Hopefully Entyvio will keep patent protection beyond 2026. If it does, then thank patent attorneys and not CW or Ramona
 




I worked on the commercial team of the OBU in two different roles over the past ten years. I have never worked at such an unethical company. When I could no longer pass the red face test, it was time to go. And what was I going to do, go to compliance to report leadership? Like that would have gone well for me.

Unethical behavior starts at the top. I’m not saying CW or R are personally unethical, but the shit that went on in the OBU was a joke. And it was really a shame since there are some good talented folks there, but if you have ethics you can’t stay.
 




Let’s take a step back here

#1: No, CW and Ramona can’t take credit for Entyvio. We got lucky in head to head trial that we are better than Humana and that’s JAK have safety concerns. R&D folks way before CW and Andy saw the potential in Entyvio

#2: If you want to give credit to CW for a Entyvio, than why did CW way over spend for Shire.

Just as Abbvie and Merck have thrived on basically 1 drug (Humira and Kytruda), so too could have Takeda thrived on a single blockbuster and invested more wisely.
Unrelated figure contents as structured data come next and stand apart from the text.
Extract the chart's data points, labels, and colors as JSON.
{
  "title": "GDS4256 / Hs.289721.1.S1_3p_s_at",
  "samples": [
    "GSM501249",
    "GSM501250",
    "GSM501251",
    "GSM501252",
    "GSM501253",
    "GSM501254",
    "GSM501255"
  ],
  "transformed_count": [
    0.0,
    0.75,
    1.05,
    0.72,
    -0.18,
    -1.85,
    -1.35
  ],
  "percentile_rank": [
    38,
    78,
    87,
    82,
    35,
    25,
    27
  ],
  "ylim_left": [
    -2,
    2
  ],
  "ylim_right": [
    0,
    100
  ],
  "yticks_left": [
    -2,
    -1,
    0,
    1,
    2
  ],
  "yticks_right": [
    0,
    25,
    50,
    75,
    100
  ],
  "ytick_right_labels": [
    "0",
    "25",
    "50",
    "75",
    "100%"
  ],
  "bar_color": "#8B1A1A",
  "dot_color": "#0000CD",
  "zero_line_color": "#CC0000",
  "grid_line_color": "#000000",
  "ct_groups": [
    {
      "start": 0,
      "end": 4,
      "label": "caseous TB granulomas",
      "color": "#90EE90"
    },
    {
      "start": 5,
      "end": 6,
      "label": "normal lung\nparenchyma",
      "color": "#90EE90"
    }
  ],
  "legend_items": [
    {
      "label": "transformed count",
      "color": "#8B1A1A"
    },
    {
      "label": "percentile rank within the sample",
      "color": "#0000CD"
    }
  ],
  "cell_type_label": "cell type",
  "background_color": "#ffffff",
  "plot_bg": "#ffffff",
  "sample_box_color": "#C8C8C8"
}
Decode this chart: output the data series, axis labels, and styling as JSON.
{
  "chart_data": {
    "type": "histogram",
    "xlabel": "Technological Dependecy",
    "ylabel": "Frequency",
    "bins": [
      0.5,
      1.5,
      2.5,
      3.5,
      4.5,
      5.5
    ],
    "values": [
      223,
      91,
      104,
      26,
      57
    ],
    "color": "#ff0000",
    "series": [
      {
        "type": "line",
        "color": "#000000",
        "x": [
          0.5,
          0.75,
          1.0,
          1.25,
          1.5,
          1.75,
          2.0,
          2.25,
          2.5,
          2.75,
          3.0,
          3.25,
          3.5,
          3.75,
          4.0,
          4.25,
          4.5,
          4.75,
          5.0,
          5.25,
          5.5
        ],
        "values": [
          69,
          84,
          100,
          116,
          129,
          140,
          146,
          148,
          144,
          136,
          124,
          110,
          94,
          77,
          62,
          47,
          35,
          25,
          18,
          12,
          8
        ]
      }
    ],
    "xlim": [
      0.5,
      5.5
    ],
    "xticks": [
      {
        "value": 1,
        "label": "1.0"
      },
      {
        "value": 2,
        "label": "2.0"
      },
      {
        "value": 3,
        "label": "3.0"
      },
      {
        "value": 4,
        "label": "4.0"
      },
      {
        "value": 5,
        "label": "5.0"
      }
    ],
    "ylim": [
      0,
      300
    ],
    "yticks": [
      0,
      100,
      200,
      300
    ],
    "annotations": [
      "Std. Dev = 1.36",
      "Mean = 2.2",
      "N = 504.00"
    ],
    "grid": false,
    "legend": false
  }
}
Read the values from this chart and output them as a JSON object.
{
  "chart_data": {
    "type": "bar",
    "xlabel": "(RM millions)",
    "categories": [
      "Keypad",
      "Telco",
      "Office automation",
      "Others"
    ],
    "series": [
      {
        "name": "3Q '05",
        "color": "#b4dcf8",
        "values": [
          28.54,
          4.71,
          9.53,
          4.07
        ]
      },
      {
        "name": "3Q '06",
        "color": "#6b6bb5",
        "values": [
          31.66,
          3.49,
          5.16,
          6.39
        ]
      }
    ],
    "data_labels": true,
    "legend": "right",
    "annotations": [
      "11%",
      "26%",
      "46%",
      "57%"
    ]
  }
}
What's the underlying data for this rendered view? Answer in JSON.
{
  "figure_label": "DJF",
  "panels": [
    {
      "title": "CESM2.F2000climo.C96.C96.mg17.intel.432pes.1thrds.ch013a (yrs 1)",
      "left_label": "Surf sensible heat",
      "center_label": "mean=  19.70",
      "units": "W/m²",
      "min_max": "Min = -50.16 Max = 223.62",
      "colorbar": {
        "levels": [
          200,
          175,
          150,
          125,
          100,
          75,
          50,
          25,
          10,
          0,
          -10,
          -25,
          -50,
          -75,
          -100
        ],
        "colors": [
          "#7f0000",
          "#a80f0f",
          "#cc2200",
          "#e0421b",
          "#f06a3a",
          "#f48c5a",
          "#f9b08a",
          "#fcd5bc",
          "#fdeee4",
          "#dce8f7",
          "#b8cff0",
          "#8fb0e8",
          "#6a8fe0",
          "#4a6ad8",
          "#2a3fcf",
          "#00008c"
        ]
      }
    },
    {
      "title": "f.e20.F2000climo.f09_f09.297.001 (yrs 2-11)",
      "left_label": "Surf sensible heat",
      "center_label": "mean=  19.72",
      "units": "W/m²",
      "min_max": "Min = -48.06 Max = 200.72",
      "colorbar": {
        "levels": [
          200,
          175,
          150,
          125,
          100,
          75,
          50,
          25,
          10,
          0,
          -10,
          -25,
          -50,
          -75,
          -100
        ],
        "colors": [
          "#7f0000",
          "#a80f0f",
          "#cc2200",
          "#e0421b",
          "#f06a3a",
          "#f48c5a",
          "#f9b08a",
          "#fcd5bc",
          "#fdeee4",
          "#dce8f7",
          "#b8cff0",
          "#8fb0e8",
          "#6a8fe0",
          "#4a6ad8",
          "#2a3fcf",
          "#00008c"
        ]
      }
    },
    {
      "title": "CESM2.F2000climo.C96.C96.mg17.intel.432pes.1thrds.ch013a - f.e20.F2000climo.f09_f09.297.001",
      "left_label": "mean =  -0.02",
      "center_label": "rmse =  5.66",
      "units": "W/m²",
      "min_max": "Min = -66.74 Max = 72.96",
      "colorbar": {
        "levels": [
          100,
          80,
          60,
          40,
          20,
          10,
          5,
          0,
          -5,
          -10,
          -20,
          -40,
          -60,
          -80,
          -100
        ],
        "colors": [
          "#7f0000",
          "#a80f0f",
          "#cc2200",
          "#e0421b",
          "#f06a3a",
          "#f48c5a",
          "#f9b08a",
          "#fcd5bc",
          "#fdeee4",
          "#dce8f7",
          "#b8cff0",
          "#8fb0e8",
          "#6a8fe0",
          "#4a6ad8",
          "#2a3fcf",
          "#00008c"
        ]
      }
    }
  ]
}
Let’s get back to the Shire buyout

CW spent $65B for what

The H&I franchise runs a very slim margin. It is a very capital intensive business that Baxter executives spun off for a reason, to cash in on an Abbvie like spin off and because it has crappy margins for the tremendous costs associated with paying donors and manufacturing/ production costs

For legacy Shire products, Vyvance has 2 years left (4 years at time of acquisition). So you spent $65B on $15B in gross revenue. Are you kidding me.

Do we want to give credit to CW for the vaccine division debacle and debacle with Oncology division with failure and failure

So CW and his ego got in the way of making a wise business decision. To pay for this screw up, it is sell, sell, and restructure.

Did CW acquire a pipeline that is worth $50B ($65B- $15B). No way.

Sell assets, sell South American rights, sell anything and everything you can to make numbers look good. Reduce headcount, sell Chicago complex at pennies on the dollar, do tax write off to help with numbers

Hopefully Entyvio will keep patent protection beyond 2026. If it does, then thank patent attorneys and not CW or Ramona

That might all be true, but you still have to give them credit for Entyvio. Fully under their leadership. End of conversation.
CW trying to diversify on buy making a purchase was a good move, but he got the wrong deal. For him to sit back and purely relay on any product would be a bad move.
There is still pipeline left to save that purchase.

You can’t just look at it like all the work was done by R&D and Andy aren’t theirs. It’s a 100% CW and Ramona’s because they put these team in place.